¿Cómo se debe usar una lengua? En los años recientes el debate ha pasado de la corrección fonética y ortográfica a la apropiación y generación de nuevas formas que surgen desde colectivos, minorías y movimientos que buscan, a través del lenguaje, validar, exponer y reeducar; y es que el lenguaje es el arma que se tiene a la mano; ha sido eficaz en cuanto a que ha abierto la conversación a todos los niveles. En la teoría, habría que hacer cambios de fondo para que esas demandas y deseos legítimos pasen de una moda al papel.
Hay también otras conversaciones que se dan en otros ámbitos más generales y que tienen que ver con lo llamado correcto e incorrecto en un sentido más, digamos, tradicional. Las convenciones académicas contra las manifestaciones, llamadas incultas, de un sector más bien amplio y mayoritario de los hispanohablantes; y es que estas formas “incorrectas” no han significado barreras infranqueables para la comunicación. En la gran mayoría de los casos, aunque muchos quieran negarlo, leer un texto plagado de faltas ortográficas o escuchar a una persona que utiliza arcaísmos, sobrecorrección o construcciones sintácticas alejadas de lo “correcto” no nos impide su comprensión, tenemos la capacidad de adecuar estas formas ajenas a nuestro contexto y a ellos hacer lo propio; hablamos, por supuesto, de la eficacia en el fin más primario de un lenguaje, transmitir un mensaje; otra cosa tiene que ver con las definiciones específicas de adoptar las formas académicas en otros contextos. Por otro lado, las academias se han esforzado, muchas veces en vano, por implementar dentro de las convenciones formas y palabras que no han hecho mella ni siquiera en un sector que puede ser considerado “culto” por encima de la media; quizá nunca, o casi nunca, veremos en un texto literario o técnico las palabras güisqui, cederrón o bluyín, como han propuesto, por encima de whisky, CD ROM o Blue Jean; estos casos específicos que tienen que ver con la castellanización de vocablos extranjeros y que se ha dado de forma natural en casi todas las lenguas, incluida la nuestra.
Pero esa parte, que le toca también a la academia, de registrar vocablos que ya se están usando, sí que ha tenido un avance en los últimos años, avance en cuanto a la velocidad para incluirlos en los diccionarios.

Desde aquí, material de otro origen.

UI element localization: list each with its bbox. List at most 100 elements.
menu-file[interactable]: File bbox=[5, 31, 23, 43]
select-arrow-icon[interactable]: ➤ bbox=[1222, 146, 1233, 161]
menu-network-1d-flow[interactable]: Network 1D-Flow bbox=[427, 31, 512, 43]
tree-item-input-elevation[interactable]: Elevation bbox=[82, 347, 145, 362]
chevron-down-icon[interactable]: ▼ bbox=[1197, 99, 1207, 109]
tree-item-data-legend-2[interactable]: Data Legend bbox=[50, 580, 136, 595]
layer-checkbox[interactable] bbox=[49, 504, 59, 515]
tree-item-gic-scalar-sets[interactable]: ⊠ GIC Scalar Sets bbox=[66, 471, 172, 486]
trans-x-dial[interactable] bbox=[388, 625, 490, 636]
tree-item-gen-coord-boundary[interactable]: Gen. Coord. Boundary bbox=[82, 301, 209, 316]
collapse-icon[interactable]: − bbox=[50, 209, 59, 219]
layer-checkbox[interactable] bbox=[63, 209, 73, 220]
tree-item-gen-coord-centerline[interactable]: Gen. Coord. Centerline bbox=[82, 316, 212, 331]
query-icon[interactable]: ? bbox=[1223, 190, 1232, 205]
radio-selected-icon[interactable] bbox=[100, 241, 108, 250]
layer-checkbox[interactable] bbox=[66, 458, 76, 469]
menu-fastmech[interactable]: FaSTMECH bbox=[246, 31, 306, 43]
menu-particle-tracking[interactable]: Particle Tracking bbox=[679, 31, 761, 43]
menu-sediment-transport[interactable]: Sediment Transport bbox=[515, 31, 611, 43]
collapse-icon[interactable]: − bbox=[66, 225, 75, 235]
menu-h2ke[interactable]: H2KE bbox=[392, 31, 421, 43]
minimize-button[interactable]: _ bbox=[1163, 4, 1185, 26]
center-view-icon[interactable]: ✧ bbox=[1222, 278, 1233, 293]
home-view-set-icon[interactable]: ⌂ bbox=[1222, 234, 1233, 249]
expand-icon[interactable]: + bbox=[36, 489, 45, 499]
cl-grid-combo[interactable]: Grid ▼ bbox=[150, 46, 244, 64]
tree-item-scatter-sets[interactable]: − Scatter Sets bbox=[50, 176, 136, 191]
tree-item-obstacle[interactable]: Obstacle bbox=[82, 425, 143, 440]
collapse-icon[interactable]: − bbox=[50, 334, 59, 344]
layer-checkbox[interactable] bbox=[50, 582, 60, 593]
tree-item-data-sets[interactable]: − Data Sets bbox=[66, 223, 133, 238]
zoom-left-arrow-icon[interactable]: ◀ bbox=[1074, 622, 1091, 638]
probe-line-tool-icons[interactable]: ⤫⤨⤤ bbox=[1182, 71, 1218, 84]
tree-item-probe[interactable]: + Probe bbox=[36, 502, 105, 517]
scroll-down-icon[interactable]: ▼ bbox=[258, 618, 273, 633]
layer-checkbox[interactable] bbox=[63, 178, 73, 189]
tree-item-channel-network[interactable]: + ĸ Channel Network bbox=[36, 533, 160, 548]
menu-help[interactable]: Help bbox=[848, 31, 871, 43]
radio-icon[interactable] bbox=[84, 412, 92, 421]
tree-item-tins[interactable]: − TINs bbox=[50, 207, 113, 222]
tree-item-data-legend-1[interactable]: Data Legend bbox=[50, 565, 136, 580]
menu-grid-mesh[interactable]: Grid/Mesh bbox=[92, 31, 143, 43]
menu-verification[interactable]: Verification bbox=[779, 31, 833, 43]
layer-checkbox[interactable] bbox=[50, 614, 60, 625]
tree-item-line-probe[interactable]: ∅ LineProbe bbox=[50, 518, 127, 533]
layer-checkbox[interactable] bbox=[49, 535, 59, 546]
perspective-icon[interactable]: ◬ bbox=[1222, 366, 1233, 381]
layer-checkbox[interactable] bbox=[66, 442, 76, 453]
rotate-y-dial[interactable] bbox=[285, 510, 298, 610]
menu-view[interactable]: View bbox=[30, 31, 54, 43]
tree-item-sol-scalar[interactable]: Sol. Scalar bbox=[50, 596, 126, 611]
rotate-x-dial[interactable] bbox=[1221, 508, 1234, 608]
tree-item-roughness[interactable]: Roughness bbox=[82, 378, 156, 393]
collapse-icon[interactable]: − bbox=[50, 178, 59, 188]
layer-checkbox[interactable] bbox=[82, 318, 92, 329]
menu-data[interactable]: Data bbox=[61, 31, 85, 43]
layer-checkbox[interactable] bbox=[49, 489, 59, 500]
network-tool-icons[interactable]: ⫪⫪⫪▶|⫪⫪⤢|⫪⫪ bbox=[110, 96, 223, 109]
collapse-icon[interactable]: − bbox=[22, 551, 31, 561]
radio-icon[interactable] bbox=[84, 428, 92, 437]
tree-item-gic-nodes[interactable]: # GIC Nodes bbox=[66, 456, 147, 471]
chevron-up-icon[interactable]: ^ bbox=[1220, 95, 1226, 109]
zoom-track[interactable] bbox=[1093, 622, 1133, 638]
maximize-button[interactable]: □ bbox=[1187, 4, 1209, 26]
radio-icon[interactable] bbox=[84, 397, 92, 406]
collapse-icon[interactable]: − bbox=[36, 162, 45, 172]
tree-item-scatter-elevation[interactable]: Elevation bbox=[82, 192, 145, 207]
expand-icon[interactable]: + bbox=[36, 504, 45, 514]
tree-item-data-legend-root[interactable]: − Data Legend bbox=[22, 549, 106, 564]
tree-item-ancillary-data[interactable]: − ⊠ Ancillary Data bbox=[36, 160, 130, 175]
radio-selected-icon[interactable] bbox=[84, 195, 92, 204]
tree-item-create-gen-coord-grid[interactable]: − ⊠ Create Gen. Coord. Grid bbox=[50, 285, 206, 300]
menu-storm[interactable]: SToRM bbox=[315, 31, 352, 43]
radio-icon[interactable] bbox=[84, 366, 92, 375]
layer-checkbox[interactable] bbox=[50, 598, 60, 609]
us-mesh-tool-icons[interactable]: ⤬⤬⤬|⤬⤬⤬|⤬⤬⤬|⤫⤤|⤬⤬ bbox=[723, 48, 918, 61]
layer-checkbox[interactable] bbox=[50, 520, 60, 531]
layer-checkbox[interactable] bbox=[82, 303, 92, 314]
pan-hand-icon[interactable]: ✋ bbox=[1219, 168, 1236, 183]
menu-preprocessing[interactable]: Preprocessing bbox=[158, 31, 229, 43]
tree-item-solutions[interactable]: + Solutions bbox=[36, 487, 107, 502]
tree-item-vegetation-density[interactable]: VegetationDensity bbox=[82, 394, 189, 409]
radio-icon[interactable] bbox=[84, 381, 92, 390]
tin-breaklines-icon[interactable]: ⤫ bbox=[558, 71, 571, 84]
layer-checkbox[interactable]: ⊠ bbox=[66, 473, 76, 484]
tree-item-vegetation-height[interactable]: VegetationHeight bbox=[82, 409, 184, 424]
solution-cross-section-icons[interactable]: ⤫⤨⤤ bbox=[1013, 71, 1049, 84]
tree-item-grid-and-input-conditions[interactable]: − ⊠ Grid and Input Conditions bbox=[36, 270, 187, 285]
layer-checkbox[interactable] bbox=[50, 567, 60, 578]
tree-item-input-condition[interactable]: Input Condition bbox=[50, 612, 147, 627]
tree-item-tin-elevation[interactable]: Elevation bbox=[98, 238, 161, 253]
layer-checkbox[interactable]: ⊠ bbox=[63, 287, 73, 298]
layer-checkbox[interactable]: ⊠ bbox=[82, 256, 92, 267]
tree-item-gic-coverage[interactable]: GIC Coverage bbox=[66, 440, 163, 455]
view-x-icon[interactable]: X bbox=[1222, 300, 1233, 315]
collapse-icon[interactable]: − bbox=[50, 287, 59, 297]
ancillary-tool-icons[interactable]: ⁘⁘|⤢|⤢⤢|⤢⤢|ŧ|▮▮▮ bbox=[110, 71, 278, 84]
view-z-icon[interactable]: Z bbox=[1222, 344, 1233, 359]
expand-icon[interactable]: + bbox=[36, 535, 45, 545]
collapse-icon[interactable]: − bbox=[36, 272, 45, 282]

Ya anunció la RAE, por ejemplo, la inclusión de palabras como webinario, bot o bitcoin; metaverso o geolocalizar, todas tienen que ver con nuevas tecnologías. Pero también han incluido palabras fuera de esos espectros como crudité, chuteador, vapear o urgenciólogo, u otras más que se usan en ciertos colectivos como cisgénero o poliamor; por la pandemia se han incluido vacunólogo, nasobuco e isopado. Y también algunos mexicanismos como valemadrismo o ñañara. En los tres últimos años, la RAE ha incorporado, como nunca en su historia, acepciones, modificaciones y enmiendas en un número que ronda las 7 mil 400, casi 2 mil 500 por año.
Queda claro que el lenguaje está vivo y se mueve a una velocidad más rápida de la que cualquier academia puede correr, y a veces las academias pueden, como en los últimos ejemplos, acelerar el paso.